Business as usual for the first 10 seconds – Hrvatski’s tearing amens, noise, adrenaline… but what’s this? It all fades out into a beatless noise montage with detuned guitars phasing away, and there’s just a tinge of squawking saxophone in there too. It’s Ambush’s very own ‘Jazz Odyssey’! “No, I said DJ Scud ABOVE the puppet show!!!”
Such are the difficulties of pushing boundaries until they cave in. Ambush have to take a lot of the credit (and perhaps some of the blame) for the proliferation of Records of Total Destruction (“the only solution!!!”). These days you can’t move for industrial-ragga-junglists mashing the place up, but it’s been a long haul. Plus, there was always more to it than that for the originators: check Aphasic’s more abstract tracks. Even Ambush’s dancfloor tear-outs had more depth and dynamics than the rest of the ever expanding crowd of genericists.
Hardly surprising, then, that they want to diversify a little. Scud has paved the way with his experimental releases as Amen Fire (with Craig from I-Sound) and Aphasic now combines hardcore mash ups with more downtempo spacey biz as JUNK.

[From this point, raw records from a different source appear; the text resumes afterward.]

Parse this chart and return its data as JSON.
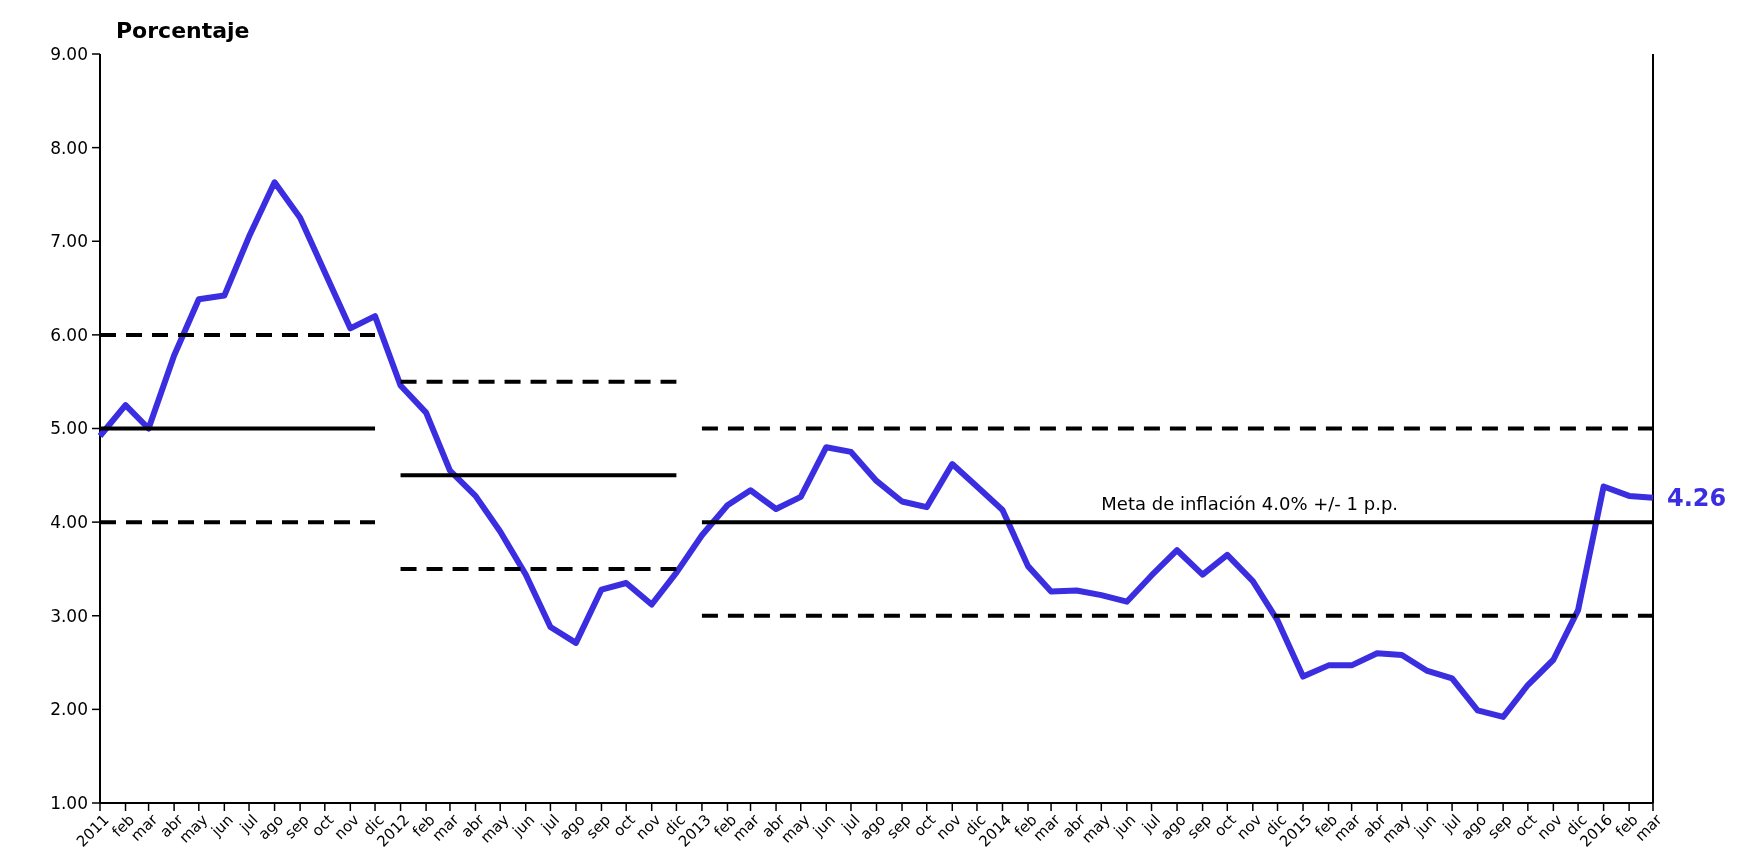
{
  "chart_data": {
    "type": "line",
    "ylabel": "Porcentaje",
    "xlim": [
      "2011-01",
      "2016-03"
    ],
    "xticks": [
      {
        "value": "2011-01",
        "label": "2011"
      },
      {
        "value": "2011-02",
        "label": "feb"
      },
      {
        "value": "2011-03",
        "label": "mar"
      },
      {
        "value": "2011-04",
        "label": "abr"
      },
      {
        "value": "2011-05",
        "label": "may"
      },
      {
        "value": "2011-06",
        "label": "jun"
      },
      {
        "value": "2011-07",
        "label": "jul"
      },
      {
        "value": "2011-08",
        "label": "ago"
      },
      {
        "value": "2011-09",
        "label": "sep"
      },
      {
        "value": "2011-10",
        "label": "oct"
      },
      {
        "value": "2011-11",
        "label": "nov"
      },
      {
        "value": "2011-12",
        "label": "dic"
      },
      {
        "value": "2012-01",
        "label": "2012"
      },
      {
        "value": "2012-02",
        "label": "feb"
      },
      {
        "value": "2012-03",
        "label": "mar"
      },
      {
        "value": "2012-04",
        "label": "abr"
      },
      {
        "value": "2012-05",
        "label": "may"
      },
      {
        "value": "2012-06",
        "label": "jun"
      },
      {
        "value": "2012-07",
        "label": "jul"
      },
      {
        "value": "2012-08",
        "label": "ago"
      },
      {
        "value": "2012-09",
        "label": "sep"
      },
      {
        "value": "2012-10",
        "label": "oct"
      },
      {
        "value": "2012-11",
        "label": "nov"
      },
      {
        "value": "2012-12",
        "label": "dic"
      },
      {
        "value": "2013-01",
        "label": "2013"
      },
      {
        "value": "2013-02",
        "label": "feb"
      },
      {
        "value": "2013-03",
        "label": "mar"
      },
      {
        "value": "2013-04",
        "label": "abr"
      },
      {
        "value": "2013-05",
        "label": "may"
      },
      {
        "value": "2013-06",
        "label": "jun"
      },
      {
        "value": "2013-07",
        "label": "jul"
      },
      {
        "value": "2013-08",
        "label": "ago"
      },
      {
        "value": "2013-09",
        "label": "sep"
      },
      {
        "value": "2013-10",
        "label": "oct"
      },
      {
        "value": "2013-11",
        "label": "nov"
      },
      {
        "value": "2013-12",
        "label": "dic"
      },
      {
        "value": "2014-01",
        "label": "2014"
      },
      {
        "value": "2014-02",
        "label": "feb"
      },
      {
        "value": "2014-03",
        "label": "mar"
      },
      {
        "value": "2014-04",
        "label": "abr"
      },
      {
        "value": "2014-05",
        "label": "may"
      },
      {
        "value": "2014-06",
        "label": "jun"
      },
      {
        "value": "2014-07",
        "label": "jul"
      },
      {
        "value": "2014-08",
        "label": "ago"
      },
      {
        "value": "2014-09",
        "label": "sep"
      },
      {
        "value": "2014-10",
        "label": "oct"
      },
      {
        "value": "2014-11",
        "label": "nov"
      },
      {
        "value": "2014-12",
        "label": "dic"
      },
      {
        "value": "2015-01",
        "label": "2015"
      },
      {
        "value": "2015-02",
        "label": "feb"
      },
      {
        "value": "2015-03",
        "label": "mar"
      },
      {
        "value": "2015-04",
        "label": "abr"
      },
      {
        "value": "2015-05",
        "label": "may"
      },
      {
        "value": "2015-06",
        "label": "jun"
      },
      {
        "value": "2015-07",
        "label": "jul"
      },
      {
        "value": "2015-08",
        "label": "ago"
      },
      {
        "value": "2015-09",
        "label": "sep"
      },
      {
        "value": "2015-10",
        "label": "oct"
      },
      {
        "value": "2015-11",
        "label": "nov"
      },
      {
        "value": "2015-12",
        "label": "dic"
      },
      {
        "value": "2016-01",
        "label": "2016"
      },
      {
        "value": "2016-02",
        "label": "feb"
      },
      {
        "value": "2016-03",
        "label": "mar"
      }
    ],
    "ylim": [
      1,
      9
    ],
    "yticks": [
      {
        "value": 1,
        "label": "1.00"
      },
      {
        "value": 2,
        "label": "2.00"
      },
      {
        "value": 3,
        "label": "3.00"
      },
      {
        "value": 4,
        "label": "4.00"
      },
      {
        "value": 5,
        "label": "5.00"
      },
      {
        "value": 6,
        "label": "6.00"
      },
      {
        "value": 7,
        "label": "7.00"
      },
      {
        "value": 8,
        "label": "8.00"
      },
      {
        "value": 9,
        "label": "9.00"
      }
    ],
    "x": [
      "2011-01",
      "2011-02",
      "2011-03",
      "2011-04",
      "2011-05",
      "2011-06",
      "2011-07",
      "2011-08",
      "2011-09",
      "2011-10",
      "2011-11",
      "2011-12",
      "2012-01",
      "2012-02",
      "2012-03",
      "2012-04",
      "2012-05",
      "2012-06",
      "2012-07",
      "2012-08",
      "2012-09",
      "2012-10",
      "2012-11",
      "2012-12",
      "2013-01",
      "2013-02",
      "2013-03",
      "2013-04",
      "2013-05",
      "2013-06",
      "2013-07",
      "2013-08",
      "2013-09",
      "2013-10",
      "2013-11",
      "2013-12",
      "2014-01",
      "2014-02",
      "2014-03",
      "2014-04",
      "2014-05",
      "2014-06",
      "2014-07",
      "2014-08",
      "2014-09",
      "2014-10",
      "2014-11",
      "2014-12",
      "2015-01",
      "2015-02",
      "2015-03",
      "2015-04",
      "2015-05",
      "2015-06",
      "2015-07",
      "2015-08",
      "2015-09",
      "2015-10",
      "2015-11",
      "2015-12",
      "2016-01",
      "2016-02",
      "2016-03"
    ],
    "series": [
      {
        "color": "#3b2ee0",
        "line_style": "solid",
        "values": [
          4.92,
          5.25,
          5.0,
          5.78,
          6.38,
          6.42,
          7.05,
          7.63,
          7.25,
          6.67,
          6.07,
          6.2,
          5.46,
          5.17,
          4.55,
          4.28,
          3.9,
          3.44,
          2.88,
          2.71,
          3.28,
          3.35,
          3.12,
          3.46,
          3.86,
          4.18,
          4.34,
          4.14,
          4.27,
          4.8,
          4.75,
          4.44,
          4.22,
          4.16,
          4.62,
          4.38,
          4.13,
          3.53,
          3.26,
          3.27,
          3.22,
          3.15,
          3.43,
          3.7,
          3.44,
          3.65,
          3.37,
          2.95,
          2.35,
          2.47,
          2.47,
          2.6,
          2.58,
          2.41,
          2.33,
          1.99,
          1.92,
          2.26,
          2.53,
          3.06,
          4.38,
          4.28,
          4.26
        ],
        "value_labels": [
          null,
          null,
          null,
          null,
          null,
          null,
          null,
          null,
          null,
          null,
          null,
          null,
          null,
          null,
          null,
          null,
          null,
          null,
          null,
          null,
          null,
          null,
          null,
          null,
          null,
          null,
          null,
          null,
          null,
          null,
          null,
          null,
          null,
          null,
          null,
          null,
          null,
          null,
          null,
          null,
          null,
          null,
          null,
          null,
          null,
          null,
          null,
          null,
          null,
          null,
          null,
          null,
          null,
          null,
          null,
          null,
          null,
          null,
          null,
          null,
          null,
          null,
          "4.26"
        ]
      },
      {
        "type": "line",
        "color": "#000000",
        "line_style": "dashed",
        "x": [
          "2011-01",
          "2011-12"
        ],
        "values": [
          6,
          6
        ]
      },
      {
        "type": "line",
        "color": "#000000",
        "line_style": "solid",
        "x": [
          "2011-01",
          "2011-12"
        ],
        "values": [
          5,
          5
        ]
      },
      {
        "type": "line",
        "color": "#000000",
        "line_style": "dashed",
        "x": [
          "2011-01",
          "2011-12"
        ],
        "values": [
          4,
          4
        ]
      },
      {
        "type": "line",
        "color": "#000000",
        "line_style": "dashed",
        "x": [
          "2012-01",
          "2012-12"
        ],
        "values": [
          5.5,
          5.5
        ]
      },
      {
        "type": "line",
        "color": "#000000",
        "line_style": "solid",
        "x": [
          "2012-01",
          "2012-12"
        ],
        "values": [
          4.5,
          4.5
        ]
      },
      {
        "type": "line",
        "color": "#000000",
        "line_style": "dashed",
        "x": [
          "2012-01",
          "2012-12"
        ],
        "values": [
          3.5,
          3.5
        ]
      },
      {
        "type": "line",
        "color": "#000000",
        "line_style": "dashed",
        "x": [
          "2013-01",
          "2016-03"
        ],
        "values": [
          5,
          5
        ]
      },
      {
        "type": "line",
        "color": "#000000",
        "line_style": "solid",
        "x": [
          "2013-01",
          "2016-03"
        ],
        "values": [
          4,
          4
        ]
      },
      {
        "type": "line",
        "color": "#000000",
        "line_style": "dashed",
        "x": [
          "2013-01",
          "2016-03"
        ],
        "values": [
          3,
          3
        ]
      }
    ],
    "annotations": [
      {
        "text": "Meta de inflación 4.0% +/- 1 p.p.",
        "x": "2014-05",
        "y": 4
      }
    ]
  }
}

So… Exhibit A is still something of a surprise – a CD featuring remixes of stalwart Swiss noise experimentalists Voice Crack. I have no recollection of hearing anything by them before, so it’s all in the mix, and that is a good thing.
Aphasic keeps it nice and minimal. ‘Hyperion’ sounds like someone has stripped out all traces of musical instruments from a dub track and left all the effects in.
Matmos’ contribution is sort’ve random bursts of sound which has the feeling of travelling through some sort of industrial plant. On Mars. Ripped to the gills on night nurse. Naked.
Moslang smothers amens under a pillow and then fights with them for several minutes before they finally expire. “Oh no! They killed Jungle!” “You Bastards!”
Haswell & Hecker make fucked up noises. Possibly the absolute panacea of anti-turntablism, but you’d have to ask them about that. It’s pretty disorientating and funny in a Nurse With Wound “go mental/ have a long pause/ go mental/ make random farty noises” sort of way.
Toby Reynolds (aka DJ Scud) finishes off with ‘Final (k)’ – brilliantly off-kilter, yet structured, slightly menacing, atmospheric piece. Drones and snatches of voice give it real depth. The quiet bits actually had my stomach turning over in anticipation – this is the real deal.